这个子项目是许多研究子项目中利用 资源由NIH/NCRR资助的中心拨款提供。子项目和 调查员(PI)可能从NIH的另一个来源获得了主要资金， 并因此可以在其他清晰的条目中表示。列出的机构是 该中心不一定是调查人员的机构。 我们的主要目标是通过使用放射性标记抗体向靶组织提供补充辐射来改善白血病或淋巴瘤患者的骨髓(干细胞)移植的结果。靶向方法的改进可能允许将较大剂量的放射性从抗体输送到病变细胞和造血器官，而将较低剂量的辐射输送到非靶器官，这可能会导致更高的治愈率和更少的治疗相关毒性。我们正在研究一种名为前靶向的新技术，它包括一个多步骤的过程，将抗体分子的缓慢分布阶段与治疗性辐射(放射性核素)的管理分开。
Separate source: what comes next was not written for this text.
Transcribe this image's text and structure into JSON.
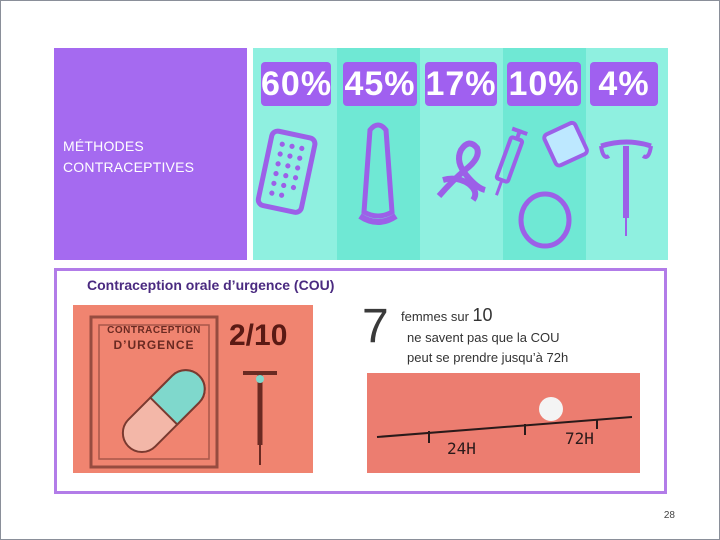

首先，给予能够与靶抗原结合的非放射性链霉亲和素(SA)抗体或融合蛋白(FP)复合体。在抗体/FP在靶器官中最大限度积聚后，注射含有生物素的清除剂。生物素和SA具有很高的亲和力，允许清除剂从血液中去除未结合的抗体/FP。最后，给予SA-抗体/FP复合体具有高亲和力的含有生物素的放射性部分。由于其体积较小，放射性试剂的游离分子可以迅速从血液中清除并从尿液中排出。在实体肿瘤放射免疫治疗的临床前和临床研究中，该系统已导致向目标器官提供比非目标器官更好的辐射。将这项技术与抗CD45抗体一起使用的小鼠研究也支持了这种方法的有效性。在猕猴身上进行的研究已经证明，在三步预靶向过程中将每种试剂注入非人类灵长类动物是安全的。更多的研究证明了预靶向方法在改善相对于非靶点正常器官向目标部位提供的辐射比率方面的有效性。目前正在进行进一步的调查，以确定预先确定目标进程中每一步骤的最佳剂量和时间间隔。